The presentation employs a Comparative Historical Analysis approach to 1) identify historical patterns of amalgamation reforms in Europe and to 2) provide a macro-causal explanation to make sense of continuities and discontinuities in these reforms. I unpack four key elements of time required to investigate municipal amalgamations in a comparative manner: a) the historical time of adoption (enactment); b) the sequencing of reforms across countries; c) the tempo of the reforms (fast or radical vs. slow or incremental); and d) the duration of the reform (implementation).

In this search for a macro-causal explanation for amalgamation reforms I highlight the different historical time of amalgamation reforms, with some taking place almost two centuries ago (Portugal, 1835), others early after WWII (e.g. Sweden, 1948-52), others much later (e.g., Greece, 1999; Georgia 2002-2006), more than once (e.g., Denmark, 1960s and 2004-05), or never (Spain).

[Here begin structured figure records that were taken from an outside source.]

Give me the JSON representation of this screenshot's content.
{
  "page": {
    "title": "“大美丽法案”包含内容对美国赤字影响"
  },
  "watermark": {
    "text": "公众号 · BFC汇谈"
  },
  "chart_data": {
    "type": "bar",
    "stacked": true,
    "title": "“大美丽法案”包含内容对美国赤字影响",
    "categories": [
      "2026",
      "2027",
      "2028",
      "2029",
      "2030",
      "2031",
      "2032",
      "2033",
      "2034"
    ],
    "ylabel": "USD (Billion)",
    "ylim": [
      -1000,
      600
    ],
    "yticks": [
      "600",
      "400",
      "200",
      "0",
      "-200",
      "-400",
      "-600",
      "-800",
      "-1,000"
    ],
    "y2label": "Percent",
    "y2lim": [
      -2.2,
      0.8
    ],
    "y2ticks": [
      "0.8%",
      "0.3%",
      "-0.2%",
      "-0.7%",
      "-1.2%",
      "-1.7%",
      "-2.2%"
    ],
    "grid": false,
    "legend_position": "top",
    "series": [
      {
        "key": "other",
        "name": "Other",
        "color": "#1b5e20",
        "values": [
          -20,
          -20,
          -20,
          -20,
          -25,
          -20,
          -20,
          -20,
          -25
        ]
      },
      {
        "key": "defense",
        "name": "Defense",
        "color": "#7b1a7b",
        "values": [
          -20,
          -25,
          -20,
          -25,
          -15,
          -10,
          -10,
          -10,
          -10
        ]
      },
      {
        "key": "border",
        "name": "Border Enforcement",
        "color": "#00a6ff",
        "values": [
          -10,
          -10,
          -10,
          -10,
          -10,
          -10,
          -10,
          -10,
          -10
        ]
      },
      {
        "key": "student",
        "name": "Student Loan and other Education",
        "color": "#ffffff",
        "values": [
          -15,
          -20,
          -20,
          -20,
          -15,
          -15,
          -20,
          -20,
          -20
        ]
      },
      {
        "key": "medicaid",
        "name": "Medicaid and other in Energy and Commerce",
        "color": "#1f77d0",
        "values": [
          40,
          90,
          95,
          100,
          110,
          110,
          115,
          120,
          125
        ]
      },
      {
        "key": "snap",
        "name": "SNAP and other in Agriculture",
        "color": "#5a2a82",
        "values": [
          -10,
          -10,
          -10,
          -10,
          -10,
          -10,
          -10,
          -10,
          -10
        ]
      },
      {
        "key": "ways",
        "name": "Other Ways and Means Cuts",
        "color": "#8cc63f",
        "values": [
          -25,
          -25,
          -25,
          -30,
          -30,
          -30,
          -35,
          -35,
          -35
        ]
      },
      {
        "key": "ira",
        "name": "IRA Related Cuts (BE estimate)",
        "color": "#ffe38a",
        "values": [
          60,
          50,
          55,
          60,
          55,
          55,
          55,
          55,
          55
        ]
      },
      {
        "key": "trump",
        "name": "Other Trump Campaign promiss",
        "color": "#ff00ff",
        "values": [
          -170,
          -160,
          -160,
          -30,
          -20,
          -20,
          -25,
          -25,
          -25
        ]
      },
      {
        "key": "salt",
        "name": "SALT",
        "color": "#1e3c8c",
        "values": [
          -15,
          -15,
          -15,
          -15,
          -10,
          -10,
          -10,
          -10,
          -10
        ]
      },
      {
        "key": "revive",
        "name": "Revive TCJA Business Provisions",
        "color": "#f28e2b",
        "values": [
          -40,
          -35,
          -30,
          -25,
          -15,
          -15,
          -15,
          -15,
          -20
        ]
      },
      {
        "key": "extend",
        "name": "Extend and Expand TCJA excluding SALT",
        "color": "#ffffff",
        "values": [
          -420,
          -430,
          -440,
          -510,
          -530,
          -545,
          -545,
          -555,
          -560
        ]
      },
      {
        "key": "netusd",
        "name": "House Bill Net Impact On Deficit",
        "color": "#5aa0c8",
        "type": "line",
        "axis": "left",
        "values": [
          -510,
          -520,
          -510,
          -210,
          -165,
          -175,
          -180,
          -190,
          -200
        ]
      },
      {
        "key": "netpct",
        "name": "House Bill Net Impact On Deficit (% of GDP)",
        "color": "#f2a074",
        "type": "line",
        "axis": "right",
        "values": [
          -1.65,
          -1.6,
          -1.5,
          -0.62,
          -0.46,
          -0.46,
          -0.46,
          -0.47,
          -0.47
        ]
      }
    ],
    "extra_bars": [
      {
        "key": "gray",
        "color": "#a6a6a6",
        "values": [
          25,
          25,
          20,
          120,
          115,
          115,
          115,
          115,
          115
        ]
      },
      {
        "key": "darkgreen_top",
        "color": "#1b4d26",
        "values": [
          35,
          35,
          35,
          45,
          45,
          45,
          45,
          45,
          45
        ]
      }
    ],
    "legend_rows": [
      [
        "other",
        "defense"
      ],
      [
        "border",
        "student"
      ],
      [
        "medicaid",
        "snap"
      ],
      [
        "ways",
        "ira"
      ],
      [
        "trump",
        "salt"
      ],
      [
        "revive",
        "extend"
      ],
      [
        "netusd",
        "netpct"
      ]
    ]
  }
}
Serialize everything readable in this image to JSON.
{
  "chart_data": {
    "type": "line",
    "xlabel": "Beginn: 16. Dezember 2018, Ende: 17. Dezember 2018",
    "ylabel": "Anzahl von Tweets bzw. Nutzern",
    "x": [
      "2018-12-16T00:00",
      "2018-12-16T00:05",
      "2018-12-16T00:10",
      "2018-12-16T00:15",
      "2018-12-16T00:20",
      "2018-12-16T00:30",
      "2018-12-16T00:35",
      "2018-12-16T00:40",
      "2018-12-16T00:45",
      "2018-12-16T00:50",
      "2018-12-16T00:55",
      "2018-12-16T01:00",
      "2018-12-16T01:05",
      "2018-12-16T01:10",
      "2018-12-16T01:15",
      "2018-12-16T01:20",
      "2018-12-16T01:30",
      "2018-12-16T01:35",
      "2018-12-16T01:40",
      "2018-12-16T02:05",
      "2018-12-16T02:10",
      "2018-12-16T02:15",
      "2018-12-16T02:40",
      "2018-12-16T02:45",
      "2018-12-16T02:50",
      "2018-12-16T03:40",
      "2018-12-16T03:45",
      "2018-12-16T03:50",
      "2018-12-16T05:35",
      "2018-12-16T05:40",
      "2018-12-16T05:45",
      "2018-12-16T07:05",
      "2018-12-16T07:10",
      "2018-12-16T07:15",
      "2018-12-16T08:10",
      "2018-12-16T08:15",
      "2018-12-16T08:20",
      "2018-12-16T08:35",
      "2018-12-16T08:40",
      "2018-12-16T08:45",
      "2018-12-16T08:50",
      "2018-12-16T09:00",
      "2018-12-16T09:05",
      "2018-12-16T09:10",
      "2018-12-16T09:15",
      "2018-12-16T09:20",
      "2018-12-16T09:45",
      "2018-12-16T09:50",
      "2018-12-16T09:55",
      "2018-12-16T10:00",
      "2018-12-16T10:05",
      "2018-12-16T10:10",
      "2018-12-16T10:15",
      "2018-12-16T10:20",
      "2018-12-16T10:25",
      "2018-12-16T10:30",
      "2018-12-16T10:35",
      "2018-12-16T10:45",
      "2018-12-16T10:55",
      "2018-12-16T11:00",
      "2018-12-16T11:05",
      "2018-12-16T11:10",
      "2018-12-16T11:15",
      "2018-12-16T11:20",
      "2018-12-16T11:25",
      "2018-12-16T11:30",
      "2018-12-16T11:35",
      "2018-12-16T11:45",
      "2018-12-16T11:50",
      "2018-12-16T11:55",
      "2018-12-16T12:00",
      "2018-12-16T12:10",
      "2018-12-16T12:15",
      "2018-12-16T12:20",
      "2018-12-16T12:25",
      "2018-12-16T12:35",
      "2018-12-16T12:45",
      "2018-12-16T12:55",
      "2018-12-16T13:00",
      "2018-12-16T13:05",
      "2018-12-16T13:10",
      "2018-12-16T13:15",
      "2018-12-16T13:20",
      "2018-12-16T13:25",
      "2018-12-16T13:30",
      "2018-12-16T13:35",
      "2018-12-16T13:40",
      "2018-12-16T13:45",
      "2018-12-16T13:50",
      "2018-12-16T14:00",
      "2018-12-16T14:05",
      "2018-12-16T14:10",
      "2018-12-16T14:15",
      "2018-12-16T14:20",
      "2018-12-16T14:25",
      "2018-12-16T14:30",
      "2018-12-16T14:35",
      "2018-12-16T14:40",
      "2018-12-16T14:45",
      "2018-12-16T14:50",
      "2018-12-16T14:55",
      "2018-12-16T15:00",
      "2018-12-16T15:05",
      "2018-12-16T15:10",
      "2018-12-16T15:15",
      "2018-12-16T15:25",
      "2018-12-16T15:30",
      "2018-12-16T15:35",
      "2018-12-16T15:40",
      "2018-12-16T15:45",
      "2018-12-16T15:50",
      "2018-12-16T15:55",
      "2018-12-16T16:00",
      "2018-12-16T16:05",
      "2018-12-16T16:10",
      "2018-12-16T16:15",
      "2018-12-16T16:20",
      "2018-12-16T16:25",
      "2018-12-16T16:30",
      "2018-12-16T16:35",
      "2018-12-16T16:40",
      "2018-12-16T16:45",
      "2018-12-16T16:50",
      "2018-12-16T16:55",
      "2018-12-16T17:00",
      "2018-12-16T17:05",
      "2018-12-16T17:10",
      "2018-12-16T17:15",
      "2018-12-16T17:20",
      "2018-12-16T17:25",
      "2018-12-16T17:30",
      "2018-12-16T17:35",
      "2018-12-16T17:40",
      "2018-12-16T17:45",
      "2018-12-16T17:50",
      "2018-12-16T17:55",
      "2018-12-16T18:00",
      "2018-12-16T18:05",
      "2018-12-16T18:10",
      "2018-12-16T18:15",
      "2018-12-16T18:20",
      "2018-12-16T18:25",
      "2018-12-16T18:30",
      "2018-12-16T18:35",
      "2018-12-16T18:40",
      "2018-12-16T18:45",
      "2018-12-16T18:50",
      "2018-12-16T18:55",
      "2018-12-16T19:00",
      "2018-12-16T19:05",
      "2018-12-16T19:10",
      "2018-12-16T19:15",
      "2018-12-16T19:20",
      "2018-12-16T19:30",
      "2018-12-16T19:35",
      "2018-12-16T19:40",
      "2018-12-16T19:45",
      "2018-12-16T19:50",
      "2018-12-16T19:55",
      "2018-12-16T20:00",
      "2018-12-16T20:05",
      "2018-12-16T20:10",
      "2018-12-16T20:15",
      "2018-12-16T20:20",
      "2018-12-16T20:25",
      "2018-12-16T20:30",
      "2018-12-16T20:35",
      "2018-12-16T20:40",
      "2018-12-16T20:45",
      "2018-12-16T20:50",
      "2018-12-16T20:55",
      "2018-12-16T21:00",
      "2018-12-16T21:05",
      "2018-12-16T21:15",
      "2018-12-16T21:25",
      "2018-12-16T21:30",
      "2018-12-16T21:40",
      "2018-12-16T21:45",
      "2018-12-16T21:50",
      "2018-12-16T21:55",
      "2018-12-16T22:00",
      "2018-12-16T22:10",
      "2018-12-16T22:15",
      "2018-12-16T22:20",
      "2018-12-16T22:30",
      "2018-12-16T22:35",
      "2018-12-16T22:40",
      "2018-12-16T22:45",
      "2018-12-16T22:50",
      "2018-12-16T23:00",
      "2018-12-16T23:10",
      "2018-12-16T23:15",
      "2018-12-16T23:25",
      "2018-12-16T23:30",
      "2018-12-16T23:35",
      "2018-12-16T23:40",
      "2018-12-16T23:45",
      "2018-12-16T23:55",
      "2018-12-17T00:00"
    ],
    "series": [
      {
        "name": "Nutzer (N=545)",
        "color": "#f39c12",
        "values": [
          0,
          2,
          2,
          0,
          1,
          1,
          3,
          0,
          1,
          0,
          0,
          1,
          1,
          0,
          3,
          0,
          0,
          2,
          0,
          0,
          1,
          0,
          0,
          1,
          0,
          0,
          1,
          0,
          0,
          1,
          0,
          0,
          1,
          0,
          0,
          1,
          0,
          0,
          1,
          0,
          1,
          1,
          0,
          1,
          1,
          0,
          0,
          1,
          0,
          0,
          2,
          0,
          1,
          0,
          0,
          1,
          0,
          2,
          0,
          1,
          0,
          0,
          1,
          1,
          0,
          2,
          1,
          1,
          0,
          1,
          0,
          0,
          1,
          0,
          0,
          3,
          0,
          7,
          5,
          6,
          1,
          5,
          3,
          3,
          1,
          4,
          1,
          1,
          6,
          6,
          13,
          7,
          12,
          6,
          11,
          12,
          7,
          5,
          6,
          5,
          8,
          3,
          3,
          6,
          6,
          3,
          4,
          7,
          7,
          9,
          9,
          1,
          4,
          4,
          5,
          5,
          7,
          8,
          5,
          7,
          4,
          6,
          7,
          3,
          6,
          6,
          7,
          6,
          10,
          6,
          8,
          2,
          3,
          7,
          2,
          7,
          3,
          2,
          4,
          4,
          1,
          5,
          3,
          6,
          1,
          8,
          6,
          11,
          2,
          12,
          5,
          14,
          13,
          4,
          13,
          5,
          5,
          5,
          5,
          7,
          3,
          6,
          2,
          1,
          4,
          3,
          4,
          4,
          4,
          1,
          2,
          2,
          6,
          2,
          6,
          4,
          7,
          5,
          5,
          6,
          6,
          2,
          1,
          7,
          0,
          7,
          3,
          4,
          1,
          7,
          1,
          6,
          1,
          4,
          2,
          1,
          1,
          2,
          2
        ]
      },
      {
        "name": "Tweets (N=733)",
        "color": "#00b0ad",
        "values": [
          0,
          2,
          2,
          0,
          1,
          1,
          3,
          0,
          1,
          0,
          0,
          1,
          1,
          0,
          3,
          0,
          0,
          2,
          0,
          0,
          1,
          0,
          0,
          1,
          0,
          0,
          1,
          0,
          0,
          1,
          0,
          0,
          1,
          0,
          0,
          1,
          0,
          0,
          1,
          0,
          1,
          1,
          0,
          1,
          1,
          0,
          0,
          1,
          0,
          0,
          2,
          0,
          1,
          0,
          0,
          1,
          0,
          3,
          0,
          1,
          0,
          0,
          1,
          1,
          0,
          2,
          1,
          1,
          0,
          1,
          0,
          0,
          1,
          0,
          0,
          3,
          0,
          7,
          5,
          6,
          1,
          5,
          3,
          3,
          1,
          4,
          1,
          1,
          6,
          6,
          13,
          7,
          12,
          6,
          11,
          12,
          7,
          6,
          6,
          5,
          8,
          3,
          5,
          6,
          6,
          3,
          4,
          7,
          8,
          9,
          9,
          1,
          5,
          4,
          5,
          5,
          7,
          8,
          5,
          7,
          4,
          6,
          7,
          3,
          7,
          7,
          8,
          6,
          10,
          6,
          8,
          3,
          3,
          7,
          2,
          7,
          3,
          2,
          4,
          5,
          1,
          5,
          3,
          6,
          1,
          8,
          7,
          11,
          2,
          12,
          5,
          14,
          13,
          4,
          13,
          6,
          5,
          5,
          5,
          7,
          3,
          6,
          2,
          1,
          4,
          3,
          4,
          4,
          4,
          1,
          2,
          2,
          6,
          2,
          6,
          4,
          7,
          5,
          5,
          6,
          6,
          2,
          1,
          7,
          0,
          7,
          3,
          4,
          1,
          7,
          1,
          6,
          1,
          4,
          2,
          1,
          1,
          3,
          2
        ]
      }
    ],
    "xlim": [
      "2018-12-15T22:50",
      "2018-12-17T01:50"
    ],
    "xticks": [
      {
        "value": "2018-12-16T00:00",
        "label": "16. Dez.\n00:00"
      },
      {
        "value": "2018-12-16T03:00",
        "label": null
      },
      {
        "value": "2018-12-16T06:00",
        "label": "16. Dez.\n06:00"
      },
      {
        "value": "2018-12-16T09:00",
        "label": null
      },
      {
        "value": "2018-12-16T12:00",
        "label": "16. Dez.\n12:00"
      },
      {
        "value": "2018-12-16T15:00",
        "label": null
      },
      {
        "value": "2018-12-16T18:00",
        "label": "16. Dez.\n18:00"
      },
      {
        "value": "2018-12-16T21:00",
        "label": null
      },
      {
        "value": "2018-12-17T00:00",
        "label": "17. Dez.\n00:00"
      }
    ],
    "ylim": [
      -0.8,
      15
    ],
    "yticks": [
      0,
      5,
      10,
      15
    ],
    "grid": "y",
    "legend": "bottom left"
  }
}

Next, I employ the elements of physical time – sequencing, tempo and duration – to uncover the complex causal processes and patterns that generated these territorial reforms.

 

António Tavares is associate professor w/ habilitation at the School of Economics and Management of the University of Minho in Braga, Portugal. He is also adjunct associate professor at the Operating Unit on Policy-Driven Electronic Governance of the United Nations University in Guimarães, Portugal. His research interests comprise topics in the fields of local government and urban politics, including territorial reforms, regional governance, service delivery, and political and civic engagement. His research has been published in a wide range of journals in political science, public administration and urban studies. Between December 2013 and December 2019, he served as co-editor of the Urban Affairs Review, the journal affiliated with the Urban Politics Section of the American Political Science Association. He is the author of the book essay Administração Pública Portuguesa (2019, Fundação Francisco Manuel dos Santos).

Tavares received his Ph.D. in Public Administration from the Reubin O’D. Askew School of Public Administration and Policy at Florida State University. He holds a Masters in Public Administration from the University of Minho, Portugal, and a B.A. in Organizational Sociology from the University of Minho, Portugal. He teaches Local Government, Theories of the Policy Process, and Public Policy Analysis and Evaluation and is involved in professional training for upper level civil servants in the fields of public policy and administration.